PALEMBANG — Badan Penanggulangan Bencana Daerah (BPBD) Sumatera Selatan melaporkan lonjakan signifikan kasus karhutla pada Juli 2026. Hanya dalam sembilan hari pertama bulan ini, tercatat 87 titik api, hampir menyamai total kejadian sepanjang Mei yang mencapai 91 kasus.
Peningkatan Tajam di Tengah Musim Kemarau
Kepala Bidang Penanganan Darurat BPBD Sumsel Sudirman mengatakan, jumlah kejadian terus bertambah seiring menurunnya intensitas hujan. "Total kasus karhutla di Sumsel berdasarkan laporan dari BPBD kabupaten/kota sebanyak 306 kejadian hingga 9 Juli 2026. Angka itu terus mengalami peningkatan karena Sumsel telah memasuki musim kemarau dan kondisi lahan yang mengering," katanya di Palembang, Sabtu.
Data menunjukkan tren kenaikan yang konsisten. Setelah hanya mencatat 11 kejadian selama periode Januari hingga April, angka tersebut melonjak menjadi 91 kejadian pada Mei dan 117 kejadian pada Juni.
Empat Kabupaten Masuk Zona Merah Karhutla
BPBD Sumsel mengidentifikasi empat daerah dengan tingkat kerawanan tinggi. Kabupaten PALI menempati posisi teratas dengan 54 kejadian, disusul Musi Banyuasin (46 kejadian), Ogan Ilir (41 kejadian), dan Muara Enim (33 kejadian). Keempat daerah ini masuk kategori zona merah karena mencatat lebih dari 30 kejadian.

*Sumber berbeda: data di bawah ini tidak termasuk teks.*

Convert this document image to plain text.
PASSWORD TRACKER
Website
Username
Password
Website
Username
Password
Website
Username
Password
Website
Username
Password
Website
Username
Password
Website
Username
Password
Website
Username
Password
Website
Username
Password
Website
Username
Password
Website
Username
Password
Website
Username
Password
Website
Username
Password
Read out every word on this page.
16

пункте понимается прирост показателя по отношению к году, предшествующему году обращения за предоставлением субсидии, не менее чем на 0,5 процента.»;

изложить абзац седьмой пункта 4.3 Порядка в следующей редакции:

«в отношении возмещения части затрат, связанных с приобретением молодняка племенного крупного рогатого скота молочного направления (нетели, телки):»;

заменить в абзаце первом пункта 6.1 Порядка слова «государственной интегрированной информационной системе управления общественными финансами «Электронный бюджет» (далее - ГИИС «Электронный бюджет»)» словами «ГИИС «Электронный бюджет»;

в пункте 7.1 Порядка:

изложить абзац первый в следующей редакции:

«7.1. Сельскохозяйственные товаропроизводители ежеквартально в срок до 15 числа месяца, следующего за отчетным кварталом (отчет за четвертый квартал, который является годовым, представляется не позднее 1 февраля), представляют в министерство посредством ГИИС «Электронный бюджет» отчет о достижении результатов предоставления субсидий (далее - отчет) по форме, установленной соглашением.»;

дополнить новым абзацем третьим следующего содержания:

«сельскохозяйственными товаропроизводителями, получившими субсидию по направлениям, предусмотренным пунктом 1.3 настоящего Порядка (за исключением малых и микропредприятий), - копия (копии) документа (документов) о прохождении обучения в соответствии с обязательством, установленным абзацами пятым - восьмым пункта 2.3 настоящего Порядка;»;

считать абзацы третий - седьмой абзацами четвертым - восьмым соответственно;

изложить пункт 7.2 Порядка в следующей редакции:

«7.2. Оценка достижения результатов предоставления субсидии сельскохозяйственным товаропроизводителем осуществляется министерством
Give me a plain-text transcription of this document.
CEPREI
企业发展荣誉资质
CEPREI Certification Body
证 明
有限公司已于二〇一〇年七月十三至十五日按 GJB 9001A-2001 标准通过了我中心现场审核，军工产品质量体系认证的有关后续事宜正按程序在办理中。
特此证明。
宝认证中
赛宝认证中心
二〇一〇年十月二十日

Pemicu Karhutla: Lahan Kering dan Aktivitas Manusia
Kondisi lahan yang mengering pada musim kemarau memang meningkatkan potensi kebakaran. Namun, Sudirman menegaskan bahwa sebagian besar kejadian dipicu oleh aktivitas manusia. Pemerintah daerah pun telah menetapkan status siaga di tingkat provinsi dan sejumlah kabupaten untuk mengantisipasi meluasnya kebakaran.
"Upaya tersebut dilakukan untuk mendeteksi lebih dini munculnya titik api agar tidak berkembang menjadi kebakaran yang lebih luas," ujar Sudirman. Patroli di wilayah rawan, terutama pada lokasi yang terdeteksi memiliki titik panas, terus diintensifkan.